18. Il résulte de ce qui précède, sans qu’il soit besoin d’examiner la fin de non-recevoir, que les conclusions tendant à l’annulation de la délibération du 10 mars 2022 en tant qu’elle approuve le projet de modification n° 1 du PLU et de la décision implicite de rejet du recours gracieux ne peuvent qu’être rejetées.
Sur les conclusions en injonction :
19. Le présent jugement, qui rejette les conclusions en annulation, n’implique aucune mesure particulière d’exécution. Les conclusions en injonction ne peuvent qu’être rejetées.
Sur les frais d’instance :
20. Les dispositions de l’article L. 761-1 du code de justice administrative font obstacle à ce que la somme demandée à ce titre par la SARL Latour Marliac soit mise à la charge de la communauté de communes Lot-et-Tolzac qui n’est pas, dans la présente instance, partie perdante. Il y a lieu, dans les circonstances de l’espèce, de mettre à la charge de la SARL Latour Marliac, sur le fondement des mêmes dispositions, une somme de 1 500 euros à verser à la communauté de communes Lot-et-Tolzac.

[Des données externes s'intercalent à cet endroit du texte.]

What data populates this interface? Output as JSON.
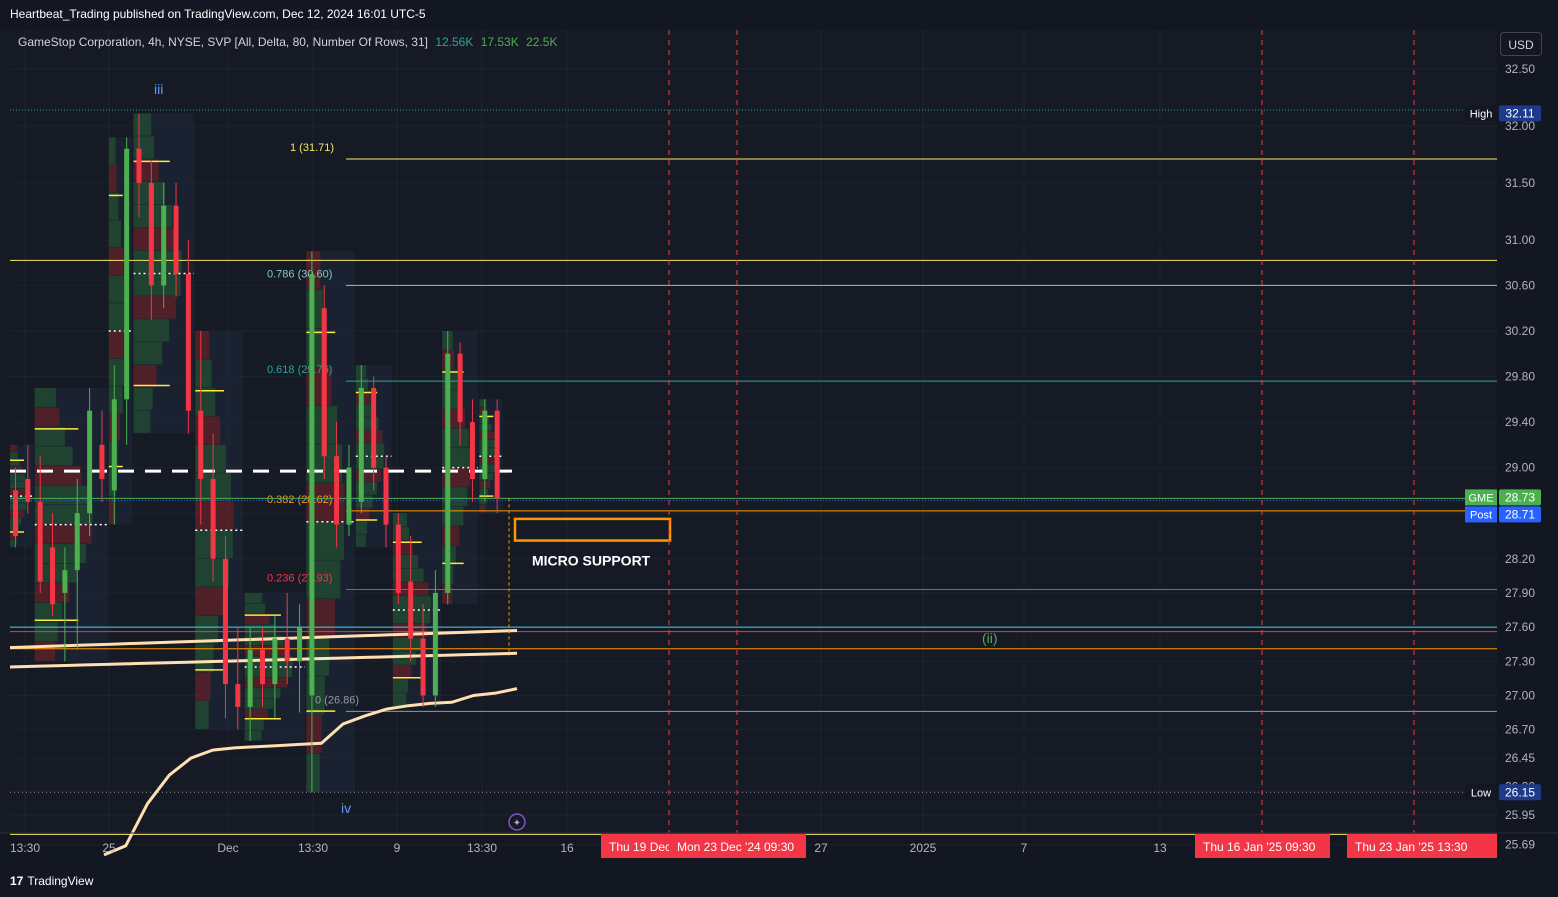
{
  "header": {
    "published": "Heartbeat_Trading published on TradingView.com, Dec 12, 2024 16:01 UTC-5"
  },
  "legend": {
    "title": "GameStop Corporation, 4h, NYSE, SVP [All, Delta, 80, Number Of Rows, 31]",
    "values": [
      "12.56K",
      "17.53K",
      "22.5K"
    ]
  },
  "currency": "USD",
  "footer": {
    "brand": "TradingView"
  },
  "colors": {
    "background": "#131722",
    "up": "#4caf50",
    "down": "#f23645",
    "fib_1": "#f5e663",
    "fib_0786": "#80cbc4",
    "fib_0618": "#26a69a",
    "fib_0382": "#ff9800",
    "fib_0236": "#f23645",
    "fib_0": "#9598a1",
    "moving_average": "#ffe0b2",
    "annotation_box": "#ff9800"
  },
  "chart_data": {
    "type": "candlestick",
    "symbol": "GME",
    "interval": "4h",
    "y_axis": {
      "ylim": [
        25.55,
        32.7
      ],
      "ticks": [
        32.5,
        32.0,
        31.5,
        31.0,
        30.6,
        30.2,
        29.8,
        29.4,
        29.0,
        28.6,
        28.2,
        27.9,
        27.6,
        27.3,
        27.0,
        26.7,
        26.45,
        26.2,
        25.95,
        25.69
      ],
      "tick_labels": [
        "32.50",
        "32.00",
        "31.50",
        "31.00",
        "30.60",
        "30.20",
        "29.80",
        "29.40",
        "29.00",
        "28.60",
        "28.20",
        "27.90",
        "27.60",
        "27.30",
        "27.00",
        "26.70",
        "26.45",
        "26.20",
        "25.95",
        "25.69"
      ]
    },
    "x_axis": {
      "labels": [
        "13:30",
        "25",
        "Dec",
        "13:30",
        "9",
        "13:30",
        "16",
        "27",
        "2025",
        "7",
        "13"
      ]
    },
    "date_markers": [
      {
        "label": "Thu 19 Dec"
      },
      {
        "label": "Mon 23 Dec '24   09:30"
      },
      {
        "label": "Thu 16 Jan '25   09:30"
      },
      {
        "label": "Thu 23 Jan '25   13:30"
      }
    ],
    "price_tags": [
      {
        "name": "High",
        "value": "32.11"
      },
      {
        "name": "GME",
        "value": "28.73"
      },
      {
        "name": "Post",
        "value": "28.71"
      },
      {
        "name": "Low",
        "value": "26.15"
      }
    ],
    "fib_levels": [
      {
        "label": "1 (31.71)",
        "value": 31.71
      },
      {
        "label": "0.786 (30.60)",
        "value": 30.6
      },
      {
        "label": "0.618 (29.76)",
        "value": 29.76
      },
      {
        "label": "0.382 (28.62)",
        "value": 28.62
      },
      {
        "label": "0.236 (27.93)",
        "value": 27.93
      },
      {
        "label": "0 (26.86)",
        "value": 26.86
      }
    ],
    "horizontal_levels": [
      32.14,
      30.82,
      27.6,
      27.56,
      27.41,
      26.15,
      25.78
    ],
    "wave_labels": [
      {
        "text": "iii",
        "value": 32.28
      },
      {
        "text": "iv",
        "value": 25.97
      },
      {
        "text": "(ii)",
        "value": 27.46
      }
    ],
    "annotation": {
      "text": "MICRO SUPPORT",
      "range": [
        28.36,
        28.55
      ]
    },
    "candles": [
      {
        "o": 28.8,
        "h": 29.0,
        "l": 28.3,
        "c": 28.4
      },
      {
        "o": 28.9,
        "h": 29.2,
        "l": 28.6,
        "c": 28.7
      },
      {
        "o": 28.7,
        "h": 29.1,
        "l": 27.9,
        "c": 28.0
      },
      {
        "o": 28.3,
        "h": 28.6,
        "l": 27.7,
        "c": 27.8
      },
      {
        "o": 27.9,
        "h": 28.3,
        "l": 27.3,
        "c": 28.1
      },
      {
        "o": 28.1,
        "h": 28.9,
        "l": 27.4,
        "c": 28.6
      },
      {
        "o": 28.6,
        "h": 29.7,
        "l": 28.4,
        "c": 29.5
      },
      {
        "o": 29.2,
        "h": 29.5,
        "l": 28.7,
        "c": 28.9
      },
      {
        "o": 28.8,
        "h": 29.9,
        "l": 28.5,
        "c": 29.6
      },
      {
        "o": 29.6,
        "h": 31.9,
        "l": 29.2,
        "c": 31.8
      },
      {
        "o": 31.8,
        "h": 32.11,
        "l": 31.2,
        "c": 31.5
      },
      {
        "o": 31.5,
        "h": 31.7,
        "l": 30.3,
        "c": 30.6
      },
      {
        "o": 30.6,
        "h": 31.5,
        "l": 30.4,
        "c": 31.3
      },
      {
        "o": 31.3,
        "h": 31.5,
        "l": 30.5,
        "c": 30.7
      },
      {
        "o": 30.7,
        "h": 31.0,
        "l": 29.3,
        "c": 29.5
      },
      {
        "o": 29.5,
        "h": 30.2,
        "l": 28.5,
        "c": 28.9
      },
      {
        "o": 28.9,
        "h": 29.3,
        "l": 28.0,
        "c": 28.2
      },
      {
        "o": 28.2,
        "h": 28.4,
        "l": 26.8,
        "c": 27.1
      },
      {
        "o": 27.1,
        "h": 27.6,
        "l": 26.7,
        "c": 26.9
      },
      {
        "o": 26.9,
        "h": 27.6,
        "l": 26.6,
        "c": 27.4
      },
      {
        "o": 27.4,
        "h": 27.6,
        "l": 26.9,
        "c": 27.1
      },
      {
        "o": 27.1,
        "h": 27.7,
        "l": 26.8,
        "c": 27.5
      },
      {
        "o": 27.5,
        "h": 27.9,
        "l": 27.1,
        "c": 27.3
      },
      {
        "o": 27.3,
        "h": 27.8,
        "l": 26.85,
        "c": 27.6
      },
      {
        "o": 27.0,
        "h": 30.9,
        "l": 26.15,
        "c": 30.7
      },
      {
        "o": 30.4,
        "h": 30.6,
        "l": 28.9,
        "c": 29.1
      },
      {
        "o": 29.1,
        "h": 29.4,
        "l": 28.3,
        "c": 28.5
      },
      {
        "o": 28.5,
        "h": 29.2,
        "l": 28.4,
        "c": 29.0
      },
      {
        "o": 28.7,
        "h": 29.9,
        "l": 28.6,
        "c": 29.7
      },
      {
        "o": 29.7,
        "h": 29.8,
        "l": 28.8,
        "c": 29.0
      },
      {
        "o": 29.0,
        "h": 29.1,
        "l": 28.3,
        "c": 28.5
      },
      {
        "o": 28.5,
        "h": 28.6,
        "l": 27.8,
        "c": 27.9
      },
      {
        "o": 28.0,
        "h": 28.4,
        "l": 27.3,
        "c": 27.5
      },
      {
        "o": 27.5,
        "h": 27.8,
        "l": 26.9,
        "c": 27.0
      },
      {
        "o": 27.0,
        "h": 28.1,
        "l": 26.9,
        "c": 27.9
      },
      {
        "o": 27.9,
        "h": 30.2,
        "l": 27.8,
        "c": 30.0
      },
      {
        "o": 30.0,
        "h": 30.1,
        "l": 29.2,
        "c": 29.4
      },
      {
        "o": 29.4,
        "h": 29.6,
        "l": 28.7,
        "c": 28.9
      },
      {
        "o": 28.9,
        "h": 29.6,
        "l": 28.7,
        "c": 29.5
      },
      {
        "o": 29.5,
        "h": 29.6,
        "l": 28.6,
        "c": 28.73
      }
    ],
    "moving_average": [
      25.6,
      25.68,
      26.05,
      26.3,
      26.45,
      26.52,
      26.54,
      26.55,
      26.56,
      26.57,
      26.58,
      26.75,
      26.82,
      26.88,
      26.91,
      26.93,
      26.94,
      27.0,
      27.02,
      27.06
    ],
    "volume_profile_poc": [
      28.97,
      28.97,
      28.97,
      28.97,
      28.97,
      28.97,
      28.97
    ]
  }
}
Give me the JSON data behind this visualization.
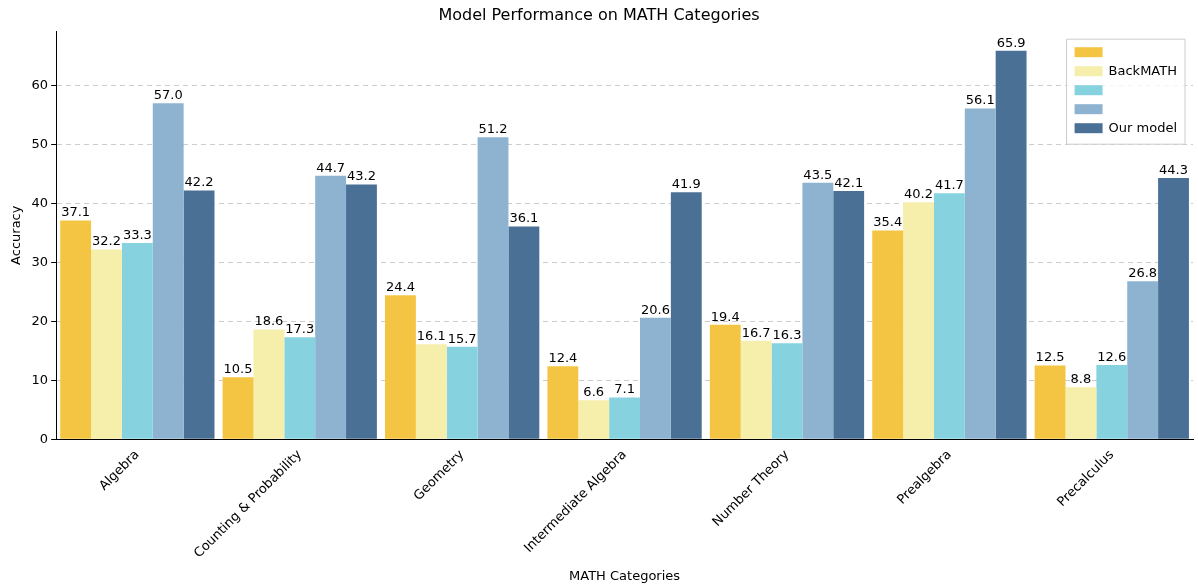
{
  "chart_data": {
    "type": "bar",
    "title": "Model Performance on MATH Categories",
    "xlabel": "MATH Categories",
    "ylabel": "Accuracy",
    "categories": [
      "Algebra",
      "Counting & Probability",
      "Geometry",
      "Intermediate Algebra",
      "Number Theory",
      "Prealgebra",
      "Precalculus"
    ],
    "series": [
      {
        "color": "#f4c542",
        "values": [
          37.1,
          10.5,
          24.4,
          12.4,
          19.4,
          35.4,
          12.5
        ],
        "value_labels": [
          "37.1",
          "10.5",
          "24.4",
          "12.4",
          "19.4",
          "35.4",
          "12.5"
        ]
      },
      {
        "name": "BackMATH",
        "color": "#f6eeab",
        "values": [
          32.2,
          18.6,
          16.1,
          6.6,
          16.7,
          40.2,
          8.8
        ],
        "value_labels": [
          "32.2",
          "18.6",
          "16.1",
          "6.6",
          "16.7",
          "40.2",
          "8.8"
        ]
      },
      {
        "color": "#86d3df",
        "values": [
          33.3,
          17.3,
          15.7,
          7.1,
          16.3,
          41.7,
          12.6
        ],
        "value_labels": [
          "33.3",
          "17.3",
          "15.7",
          "7.1",
          "16.3",
          "41.7",
          "12.6"
        ]
      },
      {
        "color": "#8db3d0",
        "values": [
          57.0,
          44.7,
          51.2,
          20.6,
          43.5,
          56.1,
          26.8
        ],
        "value_labels": [
          "57.0",
          "44.7",
          "51.2",
          "20.6",
          "43.5",
          "56.1",
          "26.8"
        ]
      },
      {
        "name": "Our model",
        "color": "#4a7096",
        "values": [
          42.2,
          43.2,
          36.1,
          41.9,
          42.1,
          65.9,
          44.3
        ],
        "value_labels": [
          "42.2",
          "43.2",
          "36.1",
          "41.9",
          "42.1",
          "65.9",
          "44.3"
        ]
      }
    ],
    "ylim": [
      0,
      69.2
    ],
    "yticks": [
      0,
      10,
      20,
      30,
      40,
      50,
      60
    ],
    "grid": "y",
    "legend": "top right"
  }
}
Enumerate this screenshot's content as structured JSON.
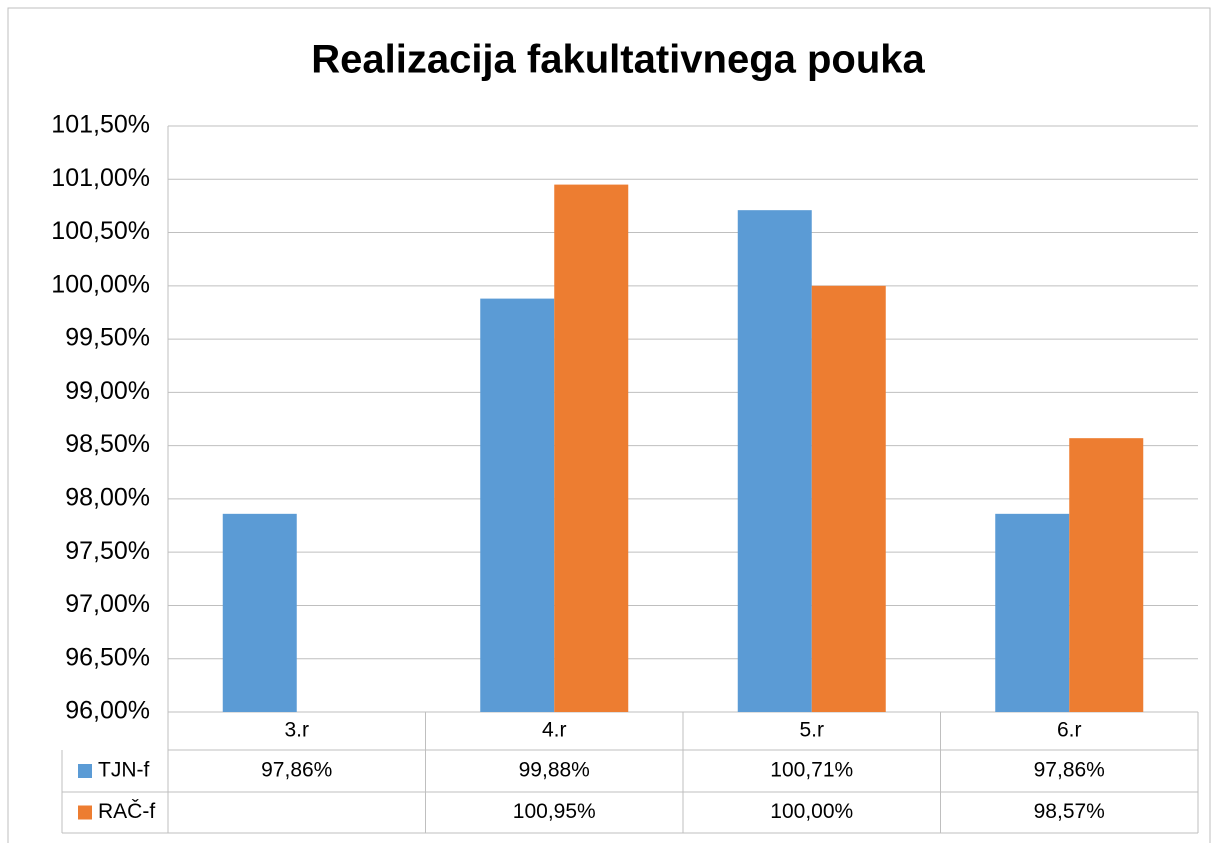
{
  "chart_data": {
    "type": "bar",
    "title": "Realizacija fakultativnega pouka",
    "categories": [
      "3.r",
      "4.r",
      "5.r",
      "6.r"
    ],
    "series": [
      {
        "name": "TJN-f",
        "color": "#5b9bd5",
        "values": [
          97.86,
          99.88,
          100.71,
          97.86
        ],
        "value_labels": [
          "97,86%",
          "99,88%",
          "100,71%",
          "97,86%"
        ]
      },
      {
        "name": "RAČ-f",
        "color": "#ed7d31",
        "values": [
          null,
          100.95,
          100.0,
          98.57
        ],
        "value_labels": [
          null,
          "100,95%",
          "100,00%",
          "98,57%"
        ]
      }
    ],
    "ylim": [
      96,
      101.5
    ],
    "yticks": [
      {
        "value": 96,
        "label": "96,00%"
      },
      {
        "value": 96.5,
        "label": "96,50%"
      },
      {
        "value": 97,
        "label": "97,00%"
      },
      {
        "value": 97.5,
        "label": "97,50%"
      },
      {
        "value": 98,
        "label": "98,00%"
      },
      {
        "value": 98.5,
        "label": "98,50%"
      },
      {
        "value": 99,
        "label": "99,00%"
      },
      {
        "value": 99.5,
        "label": "99,50%"
      },
      {
        "value": 100,
        "label": "100,00%"
      },
      {
        "value": 100.5,
        "label": "100,50%"
      },
      {
        "value": 101,
        "label": "101,00%"
      },
      {
        "value": 101.5,
        "label": "101,50%"
      }
    ],
    "grid": true
  }
}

21. En tout état de cause, les conclusions des parties relatives aux dispositions de l’article R. 761-1 du code de justice administrative ne peuvent qu’être rejetées.
D E C I D E :
Article 1er : La requête de la SARL Latour Marliac est rejetée.
Article 2 : La SARL Latour Marliac versera à la communauté de communes Lot-et-Tolzac une somme de 1 500 euros sur le fondement des dispositions de l’article L. 761-1 du code de justice administrative.
Article 3 : Le présent jugement sera notifié à la SARL Latour Marliac et à la communauté de communes Lot-et-Tolzac.
Délibéré après l’audience du 3 décembre 2024, à laquelle siégeaient :
Mme Brouard-Lucas, présidente,
M. Bourdarie, premier conseiller,
Mme Passerieux, conseillère,
Rendu public par mise à disposition au greffe le 17 décembre 2024.
Le rapporteur,
H. BOURDARIE
La présidente,
C. BROUARD-LUCASLe greffier,
A. PONTACQ
La République mande et ordonne au préfet de Lot-et-Garonne, en ce qui le concerne ou à tous commissaires de justice à ce requis en ce qui concerne les voies de droit commun, contre les parties privées, de pourvoir à l’exécution de la présente décision.